L’Opéra de Lille ressuscite la version originelle de Faust

Xl_faust-version-originelle-opera-de-lille-2025 © Faust, Palazzetto Bru Zane

À partir du 5 mai, l’Opéra de Lille donnera le Faust de Gounod, mais dans sa version originelle de 1859, avant que le compositeur n’y apporte moult modifications au gré des reprises de l’ouvrage. Pour l’occasion, la mise en scène de Denis Podalydès transpose l’action à l’époque moralement corsetée du compositeur. 

Le Faust de Charles Gounod a rencontré un incroyable succès critique et populaire. Pour autant, la création de l’opéra s’est révélée particulièrement laborieuse : le compositeur a porté ce projet d’adapter la tragédie de Goethe pendant des années (dès 1839), essuyant tantôt des refus, tantôt des revers – Léon Carvalho, directeur du Théâtre Lyrique, l'avait accepté en 1856, avant de se rétracter l’année suivante, mettant de facto le projet en pause (Gounod souffrait alors d’une sévère dépression) puis le relançant en 1858 pour permettre au compositeur d’achever son ouvrage, qui sera finalement créé au Théâtre Lyrique en 1859.

Entre temps et sous la pression de Léon Carvalho, l’ouvrage avait néanmoins connu de nombreuses modifications et coupures (notamment un trio entre Faust, Siébel et Wagner, ou un duo entre Valentin et Marguerite). La création est un beau succès, mais sans commune mesure avec l'engouement suscité par ses reprises : Faust renait en 1862 au Châtelet, puis est repris à l’Opéra Le Pelletier en 1869 et chaque reprise est l’occasion de nouvelles modifications. À sa création, Faust respectait ainsi les principes de l’opéra-comique (incluant des dialogues parlés) qui seront néanmoins remplacés plus tard par des récitatifs, puis le compositeur ajoutera le ballet de la Nuit de Walpurgis (dans la version de 1869). Des airs ont été supprimés (certaines pages de la partition originale ont aussi été perdues), d’autres ont été ajoutés ou remaniés, si bien que la version qu’on connait aujourd’hui du Faust de Gounod diffère significativement de sa version originelle.

C’était sans compter l’œuvre patrimoniale du Palazzetto Bru Zane, qui s’attache à faire vivre le répertoire musical français romantique. Le travail de recherches du Palazzetto Bru Zane (publié en livre-disque en 2019) a permis de reconstituer la version originale du Faust de 1859 et c’est cette version initiale qui sera donnée à l’Opéra de Lille du 5 au 22 mai prochains, avant d’être reprise à Paris à l’Opéra-Comique du 21 juin au 1 juillet.

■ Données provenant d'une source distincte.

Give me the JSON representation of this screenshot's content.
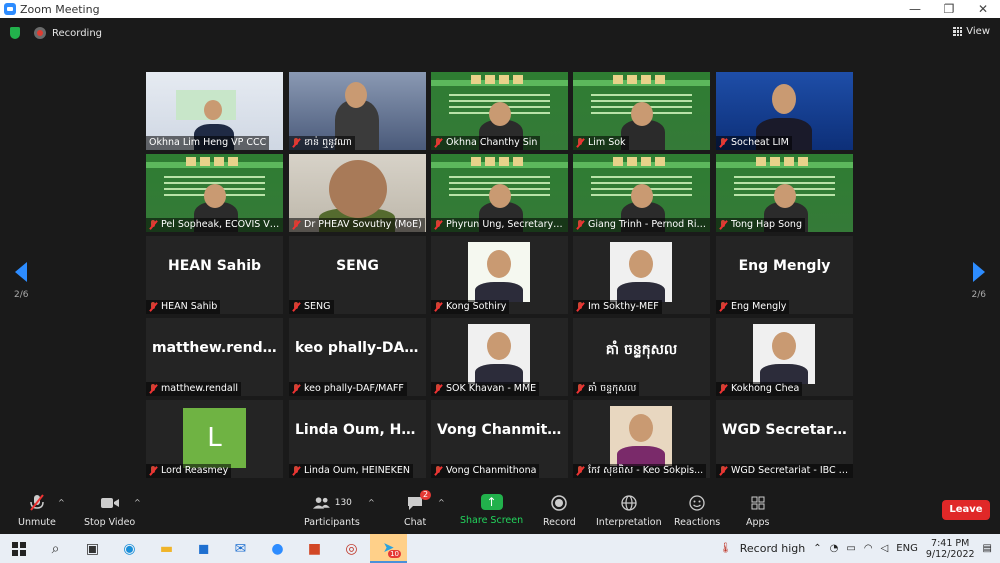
{
  "window": {
    "title": "Zoom Meeting",
    "min": "—",
    "max": "❐",
    "close": "✕"
  },
  "topbar": {
    "recording": "Recording",
    "view": "View"
  },
  "nav": {
    "page": "2/6"
  },
  "tiles": [
    {
      "label": "Okhna Lim Heng VP CCC",
      "big": "",
      "muted": false,
      "bg": "video-room"
    },
    {
      "label": "ខាន់ ឮនូវណា",
      "big": "",
      "muted": true,
      "bg": "video-speaker"
    },
    {
      "label": "Okhna Chanthy Sin",
      "big": "",
      "muted": true,
      "bg": "green"
    },
    {
      "label": "Lim Sok",
      "big": "",
      "muted": true,
      "bg": "green"
    },
    {
      "label": "Socheat LIM",
      "big": "",
      "muted": true,
      "bg": "blue"
    },
    {
      "label": "Pel Sopheak, ECOVIS VSDK",
      "big": "",
      "muted": true,
      "bg": "green"
    },
    {
      "label": "Dr PHEAV Sovuthy (MoE)",
      "big": "",
      "muted": true,
      "bg": "video-face"
    },
    {
      "label": "Phyrun Ung, Secretary of ...",
      "big": "",
      "muted": true,
      "bg": "green"
    },
    {
      "label": "Giang Trinh - Pernod Rica...",
      "big": "",
      "muted": true,
      "bg": "green"
    },
    {
      "label": "Tong Hap Song",
      "big": "",
      "muted": true,
      "bg": "green"
    },
    {
      "label": "HEAN Sahib",
      "big": "HEAN Sahib",
      "muted": true,
      "bg": "dark"
    },
    {
      "label": "SENG",
      "big": "SENG",
      "muted": true,
      "bg": "dark"
    },
    {
      "label": "Kong Sothiry",
      "big": "",
      "muted": true,
      "bg": "photo-woman"
    },
    {
      "label": "Im Sokthy-MEF",
      "big": "",
      "muted": true,
      "bg": "photo-man"
    },
    {
      "label": "Eng Mengly",
      "big": "Eng Mengly",
      "muted": true,
      "bg": "dark"
    },
    {
      "label": "matthew.rendall",
      "big": "matthew.rendall",
      "muted": true,
      "bg": "dark"
    },
    {
      "label": "keo phally-DAF/MAFF",
      "big": "keo phally-DAF...",
      "muted": true,
      "bg": "dark"
    },
    {
      "label": "SOK Khavan - MME",
      "big": "",
      "muted": true,
      "bg": "photo-man"
    },
    {
      "label": "គាំ ចន្ទកុសល",
      "big": "គាំ ចន្ទកុសល",
      "muted": true,
      "bg": "dark"
    },
    {
      "label": "Kokhong Chea",
      "big": "",
      "muted": true,
      "bg": "photo-man2"
    },
    {
      "label": "Lord Reasmey",
      "big": "L",
      "muted": true,
      "bg": "avatar"
    },
    {
      "label": "Linda Oum, HEINEKEN",
      "big": "Linda Oum, HEI...",
      "muted": true,
      "bg": "dark"
    },
    {
      "label": "Vong Chanmithona",
      "big": "Vong Chanmith...",
      "muted": true,
      "bg": "dark"
    },
    {
      "label": "កែវ សុខពិស - Keo Sokpis...",
      "big": "",
      "muted": true,
      "bg": "photo-woman2"
    },
    {
      "label": "WGD Secretariat - IBC - S...",
      "big": "WGD Secretaria...",
      "muted": true,
      "bg": "dark"
    }
  ],
  "toolbar": {
    "unmute": "Unmute",
    "stop_video": "Stop Video",
    "participants": "Participants",
    "participants_count": "130",
    "chat": "Chat",
    "chat_badge": "2",
    "share": "Share Screen",
    "record": "Record",
    "interpretation": "Interpretation",
    "reactions": "Reactions",
    "apps": "Apps",
    "leave": "Leave"
  },
  "taskbar": {
    "record_high": "Record high",
    "lang": "ENG",
    "time": "7:41 PM",
    "date": "9/12/2022",
    "telegram_badge": "10"
  },
  "colors": {
    "accent": "#2d8cff",
    "leave": "#e02828",
    "share": "#22b14c"
  }
}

« Des airs qui n'ont jamais été chantés »

Selon Louis Langrée qui assure la direction musicale de la production, cette version originelle promet « des airs qui n'ont jamais été chantés et d'autres qui n'ont pas été joués depuis 1860 ». Avec ses dialogues parlés originaux à la façon d’un opéra-comique, ce Faust « donne une force à la musique très différente ». Selon Caroline Sonrier, directrice de l’Opéra de Lille, cette version de l’ouvrage place en outre le spectateur « dans une histoire qui se passe autant dans le texte que dans la musique ».

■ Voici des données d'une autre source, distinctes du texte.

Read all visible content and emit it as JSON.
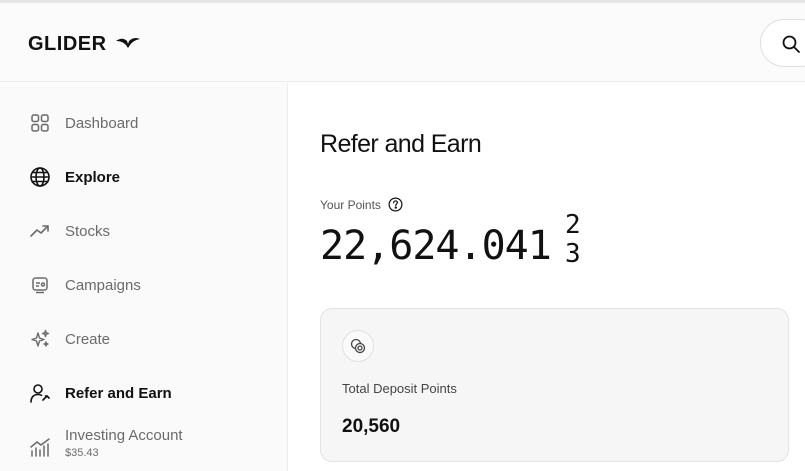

La mise en scène de cette nouvelle production est confiée à Denis Podalydès, qui situe l’action de l’opéra au milieu de XIXe siècle (souligné par des costumes de Christian Lacroix) – à l’époque de Gounod et de ses grands contemporains littéraires. Dans la France du Second Empire à la morale très corsetée, Flaubert et Baudelaire sont poursuivis pour « outrage à la morale publique et religieuse et aux bonnes mœurs » pour leurs écrits. C’est à cette époque que le metteur en scène transpose à l’opéra de Gounod (en lieu et place de l’Allemagne du XVIe siècle de la légende originale) pour raconter le récit d’un vieil homme qui aspire à retrouver la jeunesse pour mieux s’abandonner aux plaisirs sensuels, en séduisant et corrompant l’innocente Marguerite. Dans la production, la Nuit de Walpurgis se déroulera ainsi dans une maison close parisienne et Méphisto apparait sous les traits d’un diable très ordinaire (bourgeois ?), comme pour souligner la banalité du Mal dans une société qui cède d’autant plus la tentation quand elle est confrontée aux frustrations rigoristes. Et selon le metteur en scène, « passer du chant à la voix parlée est d'une théâtralité exceptionnelle » dans la version originelle de l’opéra avec ses dialogues parlés.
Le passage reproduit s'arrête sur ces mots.